« Il faut beaucoup pardonner à cette vie incompréhensible », écrit Christian Bobin dans La nuit du cœur, en ajoutant : « Il faut tout lui pardonner pour cette douceur inouïe qu'elle exerce par surprise. »1 La douceur, comme la pauvreté, anoblit tout ce que la vie comporte de banal et d'ordinaire et, tel des pigeons des rues gauches mais fidèles, elles annoncent sur la chaussée des villes et des places publiques la blancheur et l'essor léger de colombes encore invisibles ; cherchant de leur orteil blessé quelques miettes de substance au milieu de l'asphalte, elles concourent à ouvrir le réel à davantage d'humilité.

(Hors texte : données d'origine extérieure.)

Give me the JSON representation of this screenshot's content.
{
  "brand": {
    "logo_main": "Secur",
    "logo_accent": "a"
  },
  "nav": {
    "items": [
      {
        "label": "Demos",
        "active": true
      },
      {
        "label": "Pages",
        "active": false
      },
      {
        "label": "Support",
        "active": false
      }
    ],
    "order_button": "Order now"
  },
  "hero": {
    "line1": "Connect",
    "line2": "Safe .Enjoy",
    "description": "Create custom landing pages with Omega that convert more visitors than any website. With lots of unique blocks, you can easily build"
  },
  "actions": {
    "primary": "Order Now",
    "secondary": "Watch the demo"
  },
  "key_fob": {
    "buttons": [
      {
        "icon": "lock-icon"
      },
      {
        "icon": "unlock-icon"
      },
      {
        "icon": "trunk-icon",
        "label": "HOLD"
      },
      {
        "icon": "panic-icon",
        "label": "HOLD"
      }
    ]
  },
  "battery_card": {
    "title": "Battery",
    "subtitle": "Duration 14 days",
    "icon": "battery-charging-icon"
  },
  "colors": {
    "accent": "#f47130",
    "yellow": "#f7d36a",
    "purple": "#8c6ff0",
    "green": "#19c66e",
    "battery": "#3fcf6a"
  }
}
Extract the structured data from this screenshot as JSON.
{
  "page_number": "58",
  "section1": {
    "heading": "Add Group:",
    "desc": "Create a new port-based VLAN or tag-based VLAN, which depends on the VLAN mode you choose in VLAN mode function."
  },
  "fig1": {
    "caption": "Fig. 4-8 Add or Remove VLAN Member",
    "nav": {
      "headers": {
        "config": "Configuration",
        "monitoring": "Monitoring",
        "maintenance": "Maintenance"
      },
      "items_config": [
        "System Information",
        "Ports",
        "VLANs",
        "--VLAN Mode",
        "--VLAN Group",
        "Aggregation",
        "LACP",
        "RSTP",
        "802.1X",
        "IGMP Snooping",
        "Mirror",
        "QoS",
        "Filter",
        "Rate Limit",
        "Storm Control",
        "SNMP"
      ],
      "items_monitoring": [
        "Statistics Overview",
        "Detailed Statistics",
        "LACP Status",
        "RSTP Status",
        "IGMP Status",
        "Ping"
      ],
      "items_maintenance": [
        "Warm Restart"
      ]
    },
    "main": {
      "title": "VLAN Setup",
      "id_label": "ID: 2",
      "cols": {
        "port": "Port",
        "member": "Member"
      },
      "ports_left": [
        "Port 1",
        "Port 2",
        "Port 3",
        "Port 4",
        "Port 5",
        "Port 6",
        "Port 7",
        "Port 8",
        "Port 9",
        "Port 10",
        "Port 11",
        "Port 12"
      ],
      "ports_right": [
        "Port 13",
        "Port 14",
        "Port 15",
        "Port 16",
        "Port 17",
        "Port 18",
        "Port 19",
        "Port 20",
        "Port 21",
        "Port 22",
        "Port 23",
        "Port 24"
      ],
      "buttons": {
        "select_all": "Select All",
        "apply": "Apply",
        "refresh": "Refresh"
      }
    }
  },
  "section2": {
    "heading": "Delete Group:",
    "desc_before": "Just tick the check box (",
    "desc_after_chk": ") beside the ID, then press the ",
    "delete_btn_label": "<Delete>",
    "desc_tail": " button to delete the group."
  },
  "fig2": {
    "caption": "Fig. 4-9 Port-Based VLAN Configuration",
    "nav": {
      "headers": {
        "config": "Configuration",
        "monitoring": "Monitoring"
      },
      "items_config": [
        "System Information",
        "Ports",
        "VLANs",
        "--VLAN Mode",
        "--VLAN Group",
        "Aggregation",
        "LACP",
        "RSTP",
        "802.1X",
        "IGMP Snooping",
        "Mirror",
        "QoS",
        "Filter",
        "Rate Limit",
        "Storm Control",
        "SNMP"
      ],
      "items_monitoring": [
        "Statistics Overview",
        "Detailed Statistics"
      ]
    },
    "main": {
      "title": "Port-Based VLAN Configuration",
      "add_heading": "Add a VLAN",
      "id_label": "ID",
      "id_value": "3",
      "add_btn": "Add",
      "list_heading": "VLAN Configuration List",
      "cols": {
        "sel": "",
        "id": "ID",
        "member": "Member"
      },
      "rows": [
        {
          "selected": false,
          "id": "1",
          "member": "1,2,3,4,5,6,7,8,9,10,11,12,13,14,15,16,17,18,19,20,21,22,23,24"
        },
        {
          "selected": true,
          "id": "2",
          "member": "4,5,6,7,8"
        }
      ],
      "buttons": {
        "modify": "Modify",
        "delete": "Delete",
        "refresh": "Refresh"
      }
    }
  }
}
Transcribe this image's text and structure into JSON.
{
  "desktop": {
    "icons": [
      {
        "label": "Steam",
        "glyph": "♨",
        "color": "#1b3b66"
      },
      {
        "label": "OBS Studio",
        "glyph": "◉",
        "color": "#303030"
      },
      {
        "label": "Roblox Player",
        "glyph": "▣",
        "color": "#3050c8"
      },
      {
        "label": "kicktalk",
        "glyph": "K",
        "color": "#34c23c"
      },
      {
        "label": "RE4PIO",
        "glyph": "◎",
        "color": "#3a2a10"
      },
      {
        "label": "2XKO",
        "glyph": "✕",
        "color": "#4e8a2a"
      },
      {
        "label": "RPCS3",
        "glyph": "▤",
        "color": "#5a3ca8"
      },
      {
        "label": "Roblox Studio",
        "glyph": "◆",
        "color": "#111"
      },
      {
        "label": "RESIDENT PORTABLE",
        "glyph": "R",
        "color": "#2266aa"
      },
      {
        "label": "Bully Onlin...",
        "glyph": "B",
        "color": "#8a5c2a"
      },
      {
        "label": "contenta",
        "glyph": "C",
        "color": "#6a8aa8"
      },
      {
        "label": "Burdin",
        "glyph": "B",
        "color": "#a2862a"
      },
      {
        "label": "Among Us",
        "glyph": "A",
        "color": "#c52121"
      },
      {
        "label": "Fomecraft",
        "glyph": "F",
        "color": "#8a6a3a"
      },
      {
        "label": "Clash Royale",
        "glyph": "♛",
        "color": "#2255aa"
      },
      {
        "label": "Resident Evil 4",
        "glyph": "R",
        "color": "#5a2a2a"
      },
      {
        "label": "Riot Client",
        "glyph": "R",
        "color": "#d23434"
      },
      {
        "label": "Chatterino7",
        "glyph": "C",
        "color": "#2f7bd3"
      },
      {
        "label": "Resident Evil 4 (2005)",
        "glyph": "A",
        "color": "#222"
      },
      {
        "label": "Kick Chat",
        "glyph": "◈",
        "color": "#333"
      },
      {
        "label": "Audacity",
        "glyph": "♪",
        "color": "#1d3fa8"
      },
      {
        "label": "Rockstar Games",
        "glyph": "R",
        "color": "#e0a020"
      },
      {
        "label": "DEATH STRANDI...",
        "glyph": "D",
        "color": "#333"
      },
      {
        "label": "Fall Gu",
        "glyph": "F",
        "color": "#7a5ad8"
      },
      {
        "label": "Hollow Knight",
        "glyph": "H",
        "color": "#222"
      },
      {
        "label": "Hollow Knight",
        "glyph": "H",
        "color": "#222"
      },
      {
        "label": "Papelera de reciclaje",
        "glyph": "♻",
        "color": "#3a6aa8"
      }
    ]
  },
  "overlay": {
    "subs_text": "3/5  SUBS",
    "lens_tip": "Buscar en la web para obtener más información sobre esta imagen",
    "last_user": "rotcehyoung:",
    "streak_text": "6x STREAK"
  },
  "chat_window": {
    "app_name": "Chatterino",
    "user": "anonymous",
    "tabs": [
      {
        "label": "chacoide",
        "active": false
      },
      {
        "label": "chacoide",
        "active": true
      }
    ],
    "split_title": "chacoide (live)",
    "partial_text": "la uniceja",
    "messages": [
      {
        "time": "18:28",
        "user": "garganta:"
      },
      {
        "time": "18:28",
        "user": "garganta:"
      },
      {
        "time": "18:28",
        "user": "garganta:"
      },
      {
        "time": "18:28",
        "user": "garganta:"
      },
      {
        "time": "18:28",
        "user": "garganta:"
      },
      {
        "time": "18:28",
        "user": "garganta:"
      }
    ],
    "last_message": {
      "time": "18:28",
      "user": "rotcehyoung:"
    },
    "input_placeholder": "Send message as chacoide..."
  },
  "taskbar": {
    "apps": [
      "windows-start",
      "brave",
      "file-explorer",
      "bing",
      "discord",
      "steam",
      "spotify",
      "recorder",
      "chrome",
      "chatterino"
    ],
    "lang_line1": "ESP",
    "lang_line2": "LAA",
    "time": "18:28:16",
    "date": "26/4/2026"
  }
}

Une présence gratuite et sublime

Par elle s'intuitionne le goût d'une présence gratuite. Une suite de petits rien, l'habitude d'un même lieu, d'un même travail, creusent le goût du ciel dans l'ordinaire des jours. Dieu se communique à l'homme hors des filets que nous lui préparons ; il passe à travers les mailles de nos réseaux ; et, par sa seule entremise, la veille de mille gestes monotones se change en une liberté qui ne nous appartient pas. Elle allège tout, déjoue nos petits surmoi et leur préciosité débile en découvrant la résistance du réel à tout ce qui veut le décorer, l'embellir, le cacher.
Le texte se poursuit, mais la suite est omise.